In a statement to The Daily Beast, Sandals spokesperson claimed the initial reports of an outbreak at Sandals had been “proven inaccurate.” The spokesperson cited a second round of PCR testing that resulted in zero positive cases among its 432 employees, and claimed that a number of the initial test results were false positives. The Grenada Public Health Ministry did not return multiple requests for comment.
The sentiment among locals appeared to be in favor of the chain. A columnist for The New Today accused the government of making Sandals a “sacrificial lamb” in its ploy to reopen tourism, and accused them of “press[ing] a panic button while an investigation is pending and not yet complete.” Members of the country’s left-leaning National Democratic Congress claimed the government had allowed Sandals to circumvent safety protocols and called for the immediate resignation of the two ministers directly involved.
Customers, however, directed their ire directly at the chain. In the days surrounding the outbreak, negative reviews began pouring in for the Bermuda and Grenada locations, with guests accusing the resorts of selling them rooms on which they did not deliver. One angry customer wrote on TripAdvisor that she had paid $4,000 for a 4-night stay in a swim-out, only to be downgraded to a “small, dimly lit room” with no air conditioning and no warning. “I’m all for keeping people safe, but be honest about the service you provide and don’t take money for something you can’t provide. This is below the quality of a 1 star motel room for the price of 5 star.”

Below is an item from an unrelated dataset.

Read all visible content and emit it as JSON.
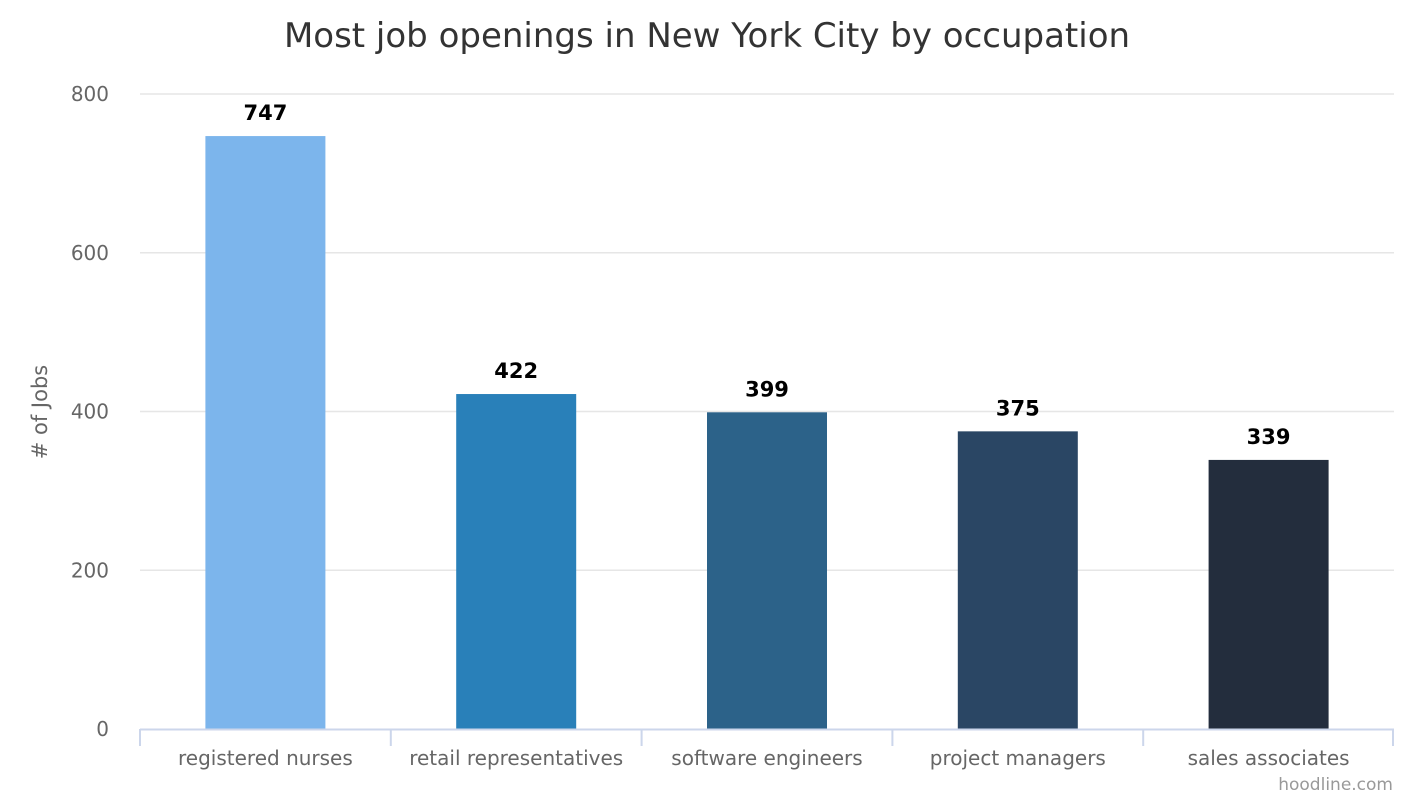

One man, who asked to be identified only as Jim, told The Daily Beast he booked a room at the Grenada resort on Dec. 14 but received no notice of the outbreak that had been announced the day before. Instead, he received a frantic email two days later telling him to contact the resort “immediately.” He said the hotel told him it would no longer be accepting new visitors, and the best they could offer him was credit toward another location or a 50 percent refund. (The hotel changed their tune after Jim posted a particularly cutting TripAdvisor review.)

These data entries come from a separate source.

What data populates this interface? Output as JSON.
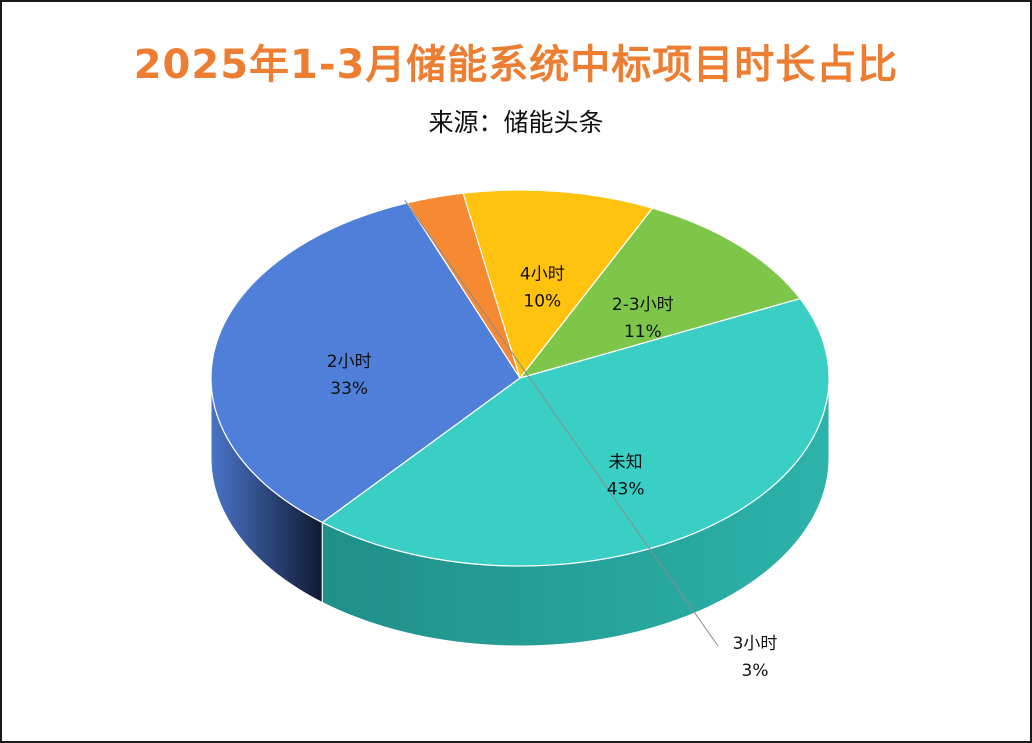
{
  "title": "2025年1-3月储能系统中标项目时长占比",
  "subtitle": "来源：储能头条",
  "chart_data": {
    "type": "pie",
    "title": "2025年1-3月储能系统中标项目时长占比",
    "subtitle": "来源：储能头条",
    "style": "3d",
    "slices": [
      {
        "label": "未知",
        "value": 43,
        "value_label": "43%",
        "color": "#3ACFC4",
        "side_color": "#2aa79e"
      },
      {
        "label": "2小时",
        "value": 33,
        "value_label": "33%",
        "color": "#4F7FD8",
        "side_color": "#1d2f57"
      },
      {
        "label": "3小时",
        "value": 3,
        "value_label": "3%",
        "color": "#F58A33",
        "side_color": "#e87a22"
      },
      {
        "label": "4小时",
        "value": 10,
        "value_label": "10%",
        "color": "#FFC20E",
        "side_color": "#f0a500"
      },
      {
        "label": "2-3小时",
        "value": 11,
        "value_label": "11%",
        "color": "#7DC64A",
        "side_color": "#5b9a33"
      }
    ]
  }
}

A Sandals guest named Mike, who also asked to be referred to by first name only, said he had initially booked his honeymoon at the Grenada resort but switched to Barbados when the Grenada property was shuttered. Upon arrival at the airport, he said public health officials told him he and his wife had taken the wrong test and would have to quarantine on the hotel property until they could get new tests. When he reached Sandals, however, the resort staff informed them they would be confined not just to the hotel property but to their room—a much smaller accomodation with no view of the ocean or pool. After spending less than 24 hours in complete isolation, Mike and his wife decided to pack up their bags and leave.

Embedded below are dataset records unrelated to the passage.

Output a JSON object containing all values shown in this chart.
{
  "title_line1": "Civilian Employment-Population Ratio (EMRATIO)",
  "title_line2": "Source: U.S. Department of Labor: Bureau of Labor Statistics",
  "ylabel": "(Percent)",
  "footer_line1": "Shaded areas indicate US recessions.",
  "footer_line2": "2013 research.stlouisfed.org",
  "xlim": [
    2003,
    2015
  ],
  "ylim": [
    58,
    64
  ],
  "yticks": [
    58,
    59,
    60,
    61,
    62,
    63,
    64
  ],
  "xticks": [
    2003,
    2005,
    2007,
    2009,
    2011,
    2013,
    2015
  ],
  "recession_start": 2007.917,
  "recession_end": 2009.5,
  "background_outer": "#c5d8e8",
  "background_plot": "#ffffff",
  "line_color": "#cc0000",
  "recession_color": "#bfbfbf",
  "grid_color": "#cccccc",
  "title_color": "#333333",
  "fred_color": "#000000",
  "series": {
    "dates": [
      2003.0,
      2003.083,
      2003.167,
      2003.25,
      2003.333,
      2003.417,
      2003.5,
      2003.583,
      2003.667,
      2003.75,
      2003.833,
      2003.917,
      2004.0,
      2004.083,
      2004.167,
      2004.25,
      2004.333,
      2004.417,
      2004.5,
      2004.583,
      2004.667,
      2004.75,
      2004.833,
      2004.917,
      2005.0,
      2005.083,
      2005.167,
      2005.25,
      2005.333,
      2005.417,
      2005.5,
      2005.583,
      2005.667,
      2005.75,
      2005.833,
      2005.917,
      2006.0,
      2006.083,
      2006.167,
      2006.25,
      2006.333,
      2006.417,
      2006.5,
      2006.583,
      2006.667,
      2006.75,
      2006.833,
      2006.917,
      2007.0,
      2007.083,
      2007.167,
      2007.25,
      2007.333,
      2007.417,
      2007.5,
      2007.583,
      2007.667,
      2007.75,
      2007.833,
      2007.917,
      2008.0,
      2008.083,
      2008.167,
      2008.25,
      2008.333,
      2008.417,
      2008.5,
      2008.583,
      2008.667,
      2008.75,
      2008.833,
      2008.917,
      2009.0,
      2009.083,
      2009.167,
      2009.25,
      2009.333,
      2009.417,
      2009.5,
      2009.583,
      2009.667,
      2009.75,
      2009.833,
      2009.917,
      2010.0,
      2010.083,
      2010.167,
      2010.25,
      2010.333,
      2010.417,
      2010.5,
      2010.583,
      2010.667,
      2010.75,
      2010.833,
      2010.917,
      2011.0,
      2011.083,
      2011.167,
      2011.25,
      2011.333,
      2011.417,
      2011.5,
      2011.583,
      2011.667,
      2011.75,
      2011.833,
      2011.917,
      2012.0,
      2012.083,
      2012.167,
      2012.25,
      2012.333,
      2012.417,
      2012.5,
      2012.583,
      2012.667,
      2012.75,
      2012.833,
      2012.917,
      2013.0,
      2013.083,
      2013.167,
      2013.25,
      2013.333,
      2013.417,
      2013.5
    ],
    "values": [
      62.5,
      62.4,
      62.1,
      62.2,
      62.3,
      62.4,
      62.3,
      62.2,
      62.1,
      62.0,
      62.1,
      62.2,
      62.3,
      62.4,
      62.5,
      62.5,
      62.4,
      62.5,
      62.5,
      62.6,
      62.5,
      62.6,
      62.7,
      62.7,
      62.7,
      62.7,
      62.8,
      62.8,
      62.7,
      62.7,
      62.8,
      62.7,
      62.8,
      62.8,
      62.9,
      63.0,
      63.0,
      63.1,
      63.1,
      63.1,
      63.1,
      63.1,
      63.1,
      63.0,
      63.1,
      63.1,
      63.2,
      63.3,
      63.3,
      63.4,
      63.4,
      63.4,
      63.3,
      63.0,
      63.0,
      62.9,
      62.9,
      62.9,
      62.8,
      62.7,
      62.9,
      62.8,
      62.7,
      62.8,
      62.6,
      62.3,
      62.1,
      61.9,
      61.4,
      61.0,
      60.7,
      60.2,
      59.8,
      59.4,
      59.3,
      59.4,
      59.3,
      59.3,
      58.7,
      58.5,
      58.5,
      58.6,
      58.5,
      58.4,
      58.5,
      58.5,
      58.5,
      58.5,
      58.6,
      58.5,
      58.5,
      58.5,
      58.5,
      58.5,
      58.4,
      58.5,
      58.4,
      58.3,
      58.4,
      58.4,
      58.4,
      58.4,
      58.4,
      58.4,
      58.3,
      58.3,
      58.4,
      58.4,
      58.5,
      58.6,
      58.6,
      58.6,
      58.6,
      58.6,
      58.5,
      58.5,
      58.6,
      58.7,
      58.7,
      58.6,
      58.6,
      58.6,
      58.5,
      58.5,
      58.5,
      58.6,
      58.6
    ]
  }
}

The most frustrating thing about the whole experience, Mike said, was the conflicting information from the resort and the government.
“We didn’t know, do we believe the government people or do we believe Sandals?” he said. “I get it, they have rules they have to follow, [but] my wife and I were just like, ‘This is not worth the money we spent to be here.’”
In a statement, a Sandals spokesperson said the company prides itself on having the highest return guest rate in the industry, and noted that more than 90 percent of guests at Sandals Barbados and Sandals Grenada share positive reviews on TripAdvisor.
Jim, on further reflection, admitted it was “probably really a stupid idea in the first place to imagine I could really get away.” He said he and his wife, who works in the medical field, were planning on rescheduling their vacation for after they had been vaccinated. But he would not be booking it with Sandals.
“I think it was an absolutely ridiculous way to handle this,” he said in a phone interview. “It would have been very easy to offer and process a refund upfront. I would not have felt adversely about them. Now I am quite convinced I will never book another trip with them.”